Отсюда, с оставленной, восточной башенки над новой оградой (деревянная обшивка опор, по ним белые плети хмеля, лето там – жаркое-жаркое, сухое и пыльное), Саайре будет смотреть (пяти лет еще не пройдет, там лето): что все-таки остановились – у ворот, невысоких – что там преодолевать? - чужие, незваные, вооруженные гости. Только смотреть… И не приглядываться ближе, из нелепой мысли, что если ты его не видишь – и те не заметят, второго, Аиля – кто тоже на этой вышке, его и эту… его оружие. «Ее называют «Крошка», - есть тогда в памяти. Как говорил это Аиль. – Потому что носить легко… относительно». Тогда угроза казалась еще далекой. И там, на башне, все равно кажется. Нелепой. Как поднимается Аиль, и ступеньки прогибаются под ним, как наклоняется, напряженным и привычным движением – смотрит мимо, поверх перил – растягивает вьюк, собрать помочь не просит, выпрямляется… Взгляд цепляется, первая мысль – дурацкая, тяжелая, в голове сидит долго – ну, труба же. Водопроводная, мелкого развода, с заглушкой непонятной. Ну, покрашена – в лесной защитный, вот это, посередине – сойдет – за распределительный фильтр, ремень зачем… Голова не хочет понимать: прицел, спусковое устройство… оружие. Местный малый штурмовой. А как понимает – вталкивает, в свое, дурацкое, перед башней: «Я не умею», - и серьезный Аиль: «Уметь нечего. Молчи – и подавай». А пока – молчать и смотреть, как привычно и страшно, равно – как очень напряженно замерли руки, как тесно этой штуке на верху башенки – чуть-чуть – и снесет столбик… И как изнутри, на светлом резном дереве заметна – и эта штука, и край куртки, дурацкой формы «национальной освободительной», густо-зеленая, заметная. Через листву наверно не так… Но это тоже было: «Неудобная штука: демаскирует быстро». А громче всех - голос в памяти, цепляется одно за другое: «Я сбежал. Вас защищать. Вы меня учили, я знаю, что вы… хорошие», - и смеется получившемуся детскому. (Странно понимать было потом, что Аиль на пару лет старше). И он же: «Жаль, у «Крошки» мало, слишком мало зарядов».

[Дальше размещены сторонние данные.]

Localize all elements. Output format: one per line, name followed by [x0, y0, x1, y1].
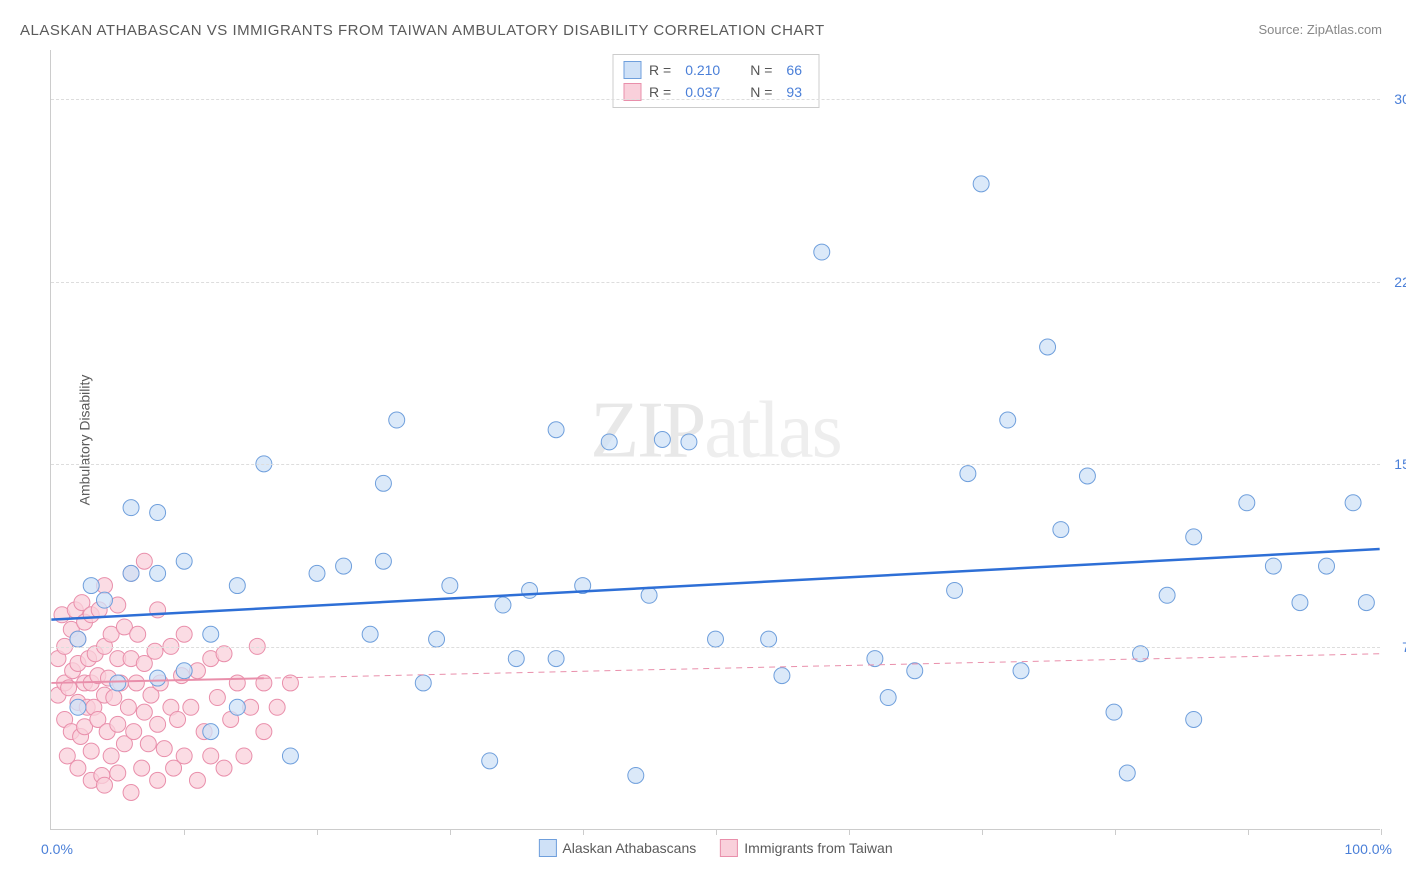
stats-legend: R = 0.210 N = 66 R = 0.037 N = 93 — [612, 54, 819, 108]
chart-title: ALASKAN ATHABASCAN VS IMMIGRANTS FROM TA… — [20, 22, 825, 39]
scatter-svg — [51, 50, 1380, 829]
series-legend: Alaskan Athabascans Immigrants from Taiw… — [538, 839, 892, 857]
swatch-blue — [623, 61, 641, 79]
ytick-label: 15.0% — [1394, 456, 1406, 472]
swatch-blue — [538, 839, 556, 857]
legend-item-pink: Immigrants from Taiwan — [720, 839, 892, 857]
source-attribution: Source: ZipAtlas.com — [1258, 22, 1382, 37]
swatch-pink — [720, 839, 738, 857]
legend-row-blue: R = 0.210 N = 66 — [623, 59, 808, 81]
yaxis-title: Ambulatory Disability — [76, 374, 92, 505]
ytick-label: 30.0% — [1394, 91, 1406, 107]
xaxis-min-label: 0.0% — [41, 841, 73, 857]
ytick-label: 22.5% — [1394, 274, 1406, 290]
xaxis-max-label: 100.0% — [1345, 841, 1392, 857]
legend-item-blue: Alaskan Athabascans — [538, 839, 696, 857]
watermark: ZIPatlas — [590, 385, 841, 476]
ytick-label: 7.5% — [1402, 639, 1406, 655]
plot-area: Ambulatory Disability ZIPatlas R = 0.210… — [50, 50, 1380, 830]
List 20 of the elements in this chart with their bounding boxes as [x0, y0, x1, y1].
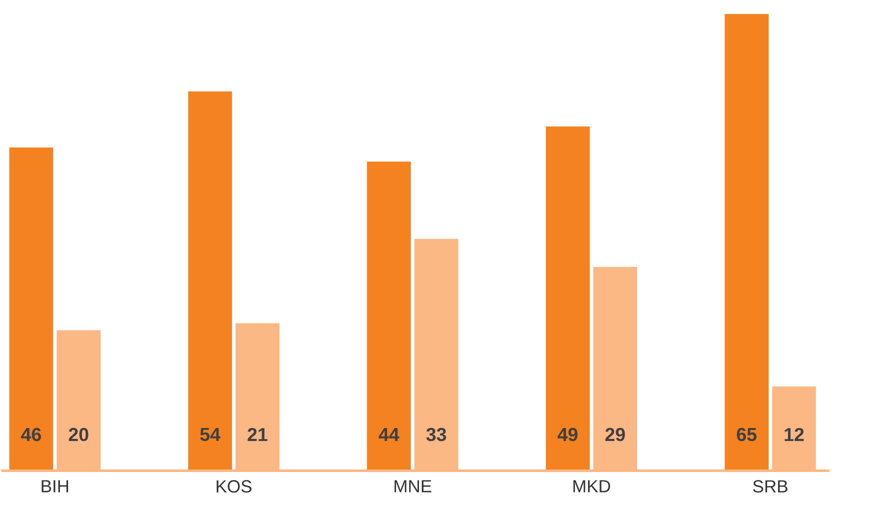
data-label: 54	[200, 428, 220, 442]
data-label: 49	[558, 428, 578, 442]
bar	[188, 92, 232, 472]
data-label: 46	[21, 428, 41, 442]
x-tick-label: MNE	[394, 480, 432, 492]
data-label: 44	[378, 428, 400, 442]
data-label: 29	[605, 428, 625, 442]
data-label: 20	[68, 428, 88, 442]
x-tick-label: KOS	[216, 480, 252, 493]
bar	[724, 14, 769, 472]
data-label: 12	[784, 428, 804, 442]
data-label: 21	[248, 428, 268, 442]
x-tick-label: SRB	[753, 480, 788, 493]
x-tick-label: BIH	[42, 480, 68, 492]
x-tick-label: MKD	[573, 480, 610, 492]
data-label: 65	[736, 428, 757, 442]
bar	[546, 126, 590, 472]
bar	[9, 148, 54, 472]
bar	[367, 162, 411, 472]
data-label: 33	[426, 428, 446, 442]
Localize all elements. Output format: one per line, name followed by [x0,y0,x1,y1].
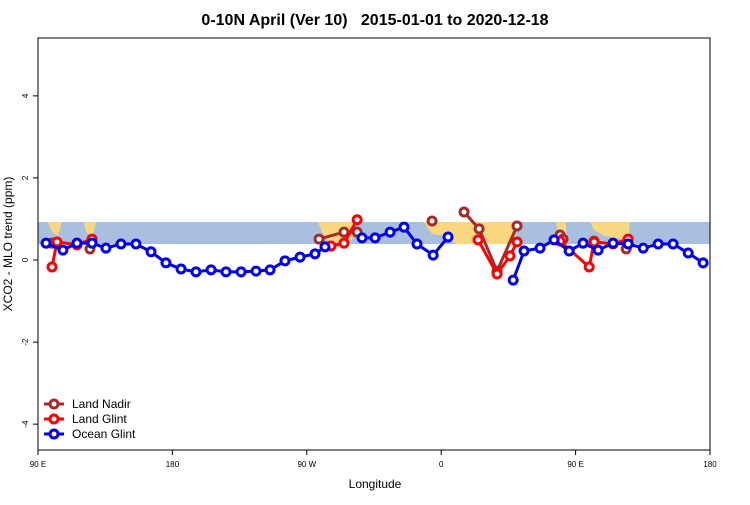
y-tick-label: 4 [21,93,30,98]
point [338,237,350,249]
point [309,248,321,260]
y-tick-label: -2 [21,338,30,346]
point [563,245,575,257]
point [356,232,368,244]
point [652,238,664,250]
point [100,242,112,254]
x-axis-label: Longitude [349,477,402,491]
point [682,247,694,259]
point [57,244,69,256]
point [491,268,503,280]
y-tick-label: 2 [21,175,30,180]
point [518,245,530,257]
point [369,232,381,244]
point [473,223,485,235]
x-tick-label: 180 [166,460,180,469]
legend-marker [48,428,60,440]
point [622,238,634,250]
x-tick-label: 90 E [30,460,46,469]
x-tick-label: 180 [703,460,717,469]
point [458,206,470,218]
legend-label: Land Glint [72,412,127,426]
point [115,238,127,250]
legend-marker [48,398,60,410]
point [264,264,276,276]
chart-title: 0-10N April (Ver 10) 2015-01-01 to 2020-… [201,12,548,29]
point [384,226,396,238]
point [607,237,619,249]
point [577,237,589,249]
point [294,251,306,263]
point [472,234,484,246]
point [637,242,649,254]
point [426,215,438,227]
point [667,238,679,250]
point [235,266,247,278]
legend-label: Ocean Glint [72,427,136,441]
point [588,236,600,248]
point [507,274,519,286]
point [697,257,709,269]
point [548,234,560,246]
point [534,242,546,254]
plot-frame [37,37,711,451]
point [398,221,410,233]
x-tick-label: 0 [439,460,444,469]
x-tick-label: 90 E [567,460,583,469]
point [442,231,454,243]
point [583,261,595,273]
point [130,238,142,250]
x-tick-label: 90 W [297,460,316,469]
point [279,255,291,267]
y-axis-label: XCO2 - MLO trend (ppm) [1,177,15,312]
point [51,236,63,248]
point [411,238,423,250]
point [40,237,52,249]
point [86,237,98,249]
point [71,237,83,249]
point [504,250,516,262]
legend-marker [48,413,60,425]
point [511,220,523,232]
point [46,261,58,273]
point [338,226,350,238]
point [205,264,217,276]
point [220,266,232,278]
point [250,265,262,277]
point [313,233,325,245]
point [160,257,172,269]
y-tick-label: -4 [21,420,30,428]
legend-label: Land Nadir [72,397,131,411]
point [427,249,439,261]
point [145,246,157,258]
y-tick-label: 0 [21,257,30,262]
point [592,244,604,256]
point [351,214,363,226]
point [190,266,202,278]
point [319,241,331,253]
point [175,263,187,275]
point [511,236,523,248]
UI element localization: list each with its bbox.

Но потом об этом. Потом - и про одинаково ровный голос, что тогда, на башне, звучит равно для двоих – что говорит Льеанн: "Если... я все-таки свалюсь – Са-ай, ты услышишь... наверно, начинайте стрелять. Я не знаю, чем их еще останавливать". О бесконечной тишине, пока то, что у ворот - стоит. ("Они... стоят?" - позволяет себе выдохнуть и Аиль) - и как медленно, по одному, по капле - течет назад толпа…
Сейчас лучше про светлый, на всю территорию, зеленый, цветной, пахучий - как сам вымахал, разнотравьем, сад. Насколько "сам" – Саайре видел. Не видел - работал. Убитую, серую, не землю, не покрытие, месиво – прочь. По камешку и досточке мостков - дорожки, чтоб текли, как хотят сами; аккуратно - привезенную, густую, плодородную землю, под ростки, знакомить - так Льеанн и говорит - с местной землей. С первых дней той осени: если не знаешь, где найти теи-лехта Ллеаннэйр - ищи в саду.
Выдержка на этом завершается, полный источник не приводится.